# How to classify data which is spiral in shape?

I have been messing around in tensorflow playground. One of the input data sets is a spiral. No matter what input parameters I choose, no matter how wide and deep the neural network I make, I cannot fit the spiral. How do data scientists fit data of this shape?

## 4 Answers

There are many approaches to this kind of problem. The most obvious one is to create new features. The best features I can come up with is to transform the coordinates to spherical coordinates.

I have not found a way to do it in playground, so I just created a few features that should help with this (sin features). After 500 iterations it will saturate and will fluctuate at 0.1 score. This suggest that no further improvement will be done and most probably I should make the hidden layer wider or add another layer.

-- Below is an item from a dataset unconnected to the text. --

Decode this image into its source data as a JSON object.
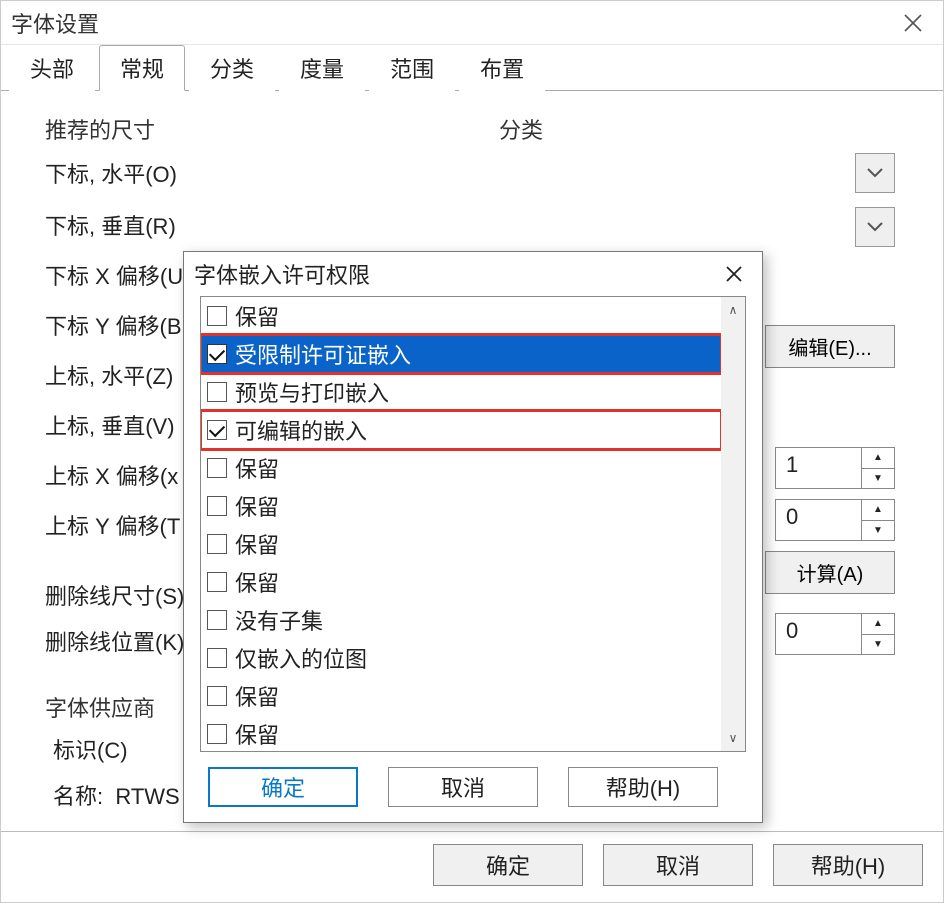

Not a surprise that after adding just one neuron to the hidden layer you easily get 0.013 after 300 iterations. Similar thing happens by adding a new layer (0.017, but after significantly longer 500 iterations. Also no surprise as it is harder to propagate the errors). Most probably you can play with a learning rate or do an adaptive learning to make it faster, but this is not the point here.

• Spherical coordinates! Reminded me of undergrad calculus. – Souradeep Nanda Sep 20 '16 at 16:29
• @SouradeepNanda you will find a lot of math stuff that people find useless in school extremely important in ML – Salvador Dali Sep 20 '16 at 19:12
• Just for those curious like me, I try to replicate results, but things don't go that smooth – codevision May 23 '18 at 15:37

Ideally neural networks should be able to find out the function out on it's own without us providing the spherical features. After some experimentation I was able to reach a configuration where we do not need anything except $$X_1$$ and $$X_2$$. This net converged after about 1500 epochs which is quite long. So the best way might still be to add additional features but I am just trying to say that it is still possible to converge without them.

By cheating... theta is $$\arctan(y,x)$$, $$r$$ is $$\sqrt{(x^2 + y^2)}$$.

In theory, $$x^2$$ and $$y^2$$ should work, but, in practice, they somehow failed, even though, occasionally, it works.

• Can you elaborate on how you "cheated"? How did you add these features? Did you download the playground from GitHub and modify it? Or is there a more direct way to do this? – Jim Feb 26 at 23:41

This is an example of vanilla Tensorflow playground with no added features and no modifications. The run for Spiral was between 187 to ~300 Epoch, depending. I used Lasso Regularization L1 so I could eliminate coefficients. I decreased the batch size by 1 to keep the output from over fitting. In my second example I added some noise to the data set then upped the L1 to compensate.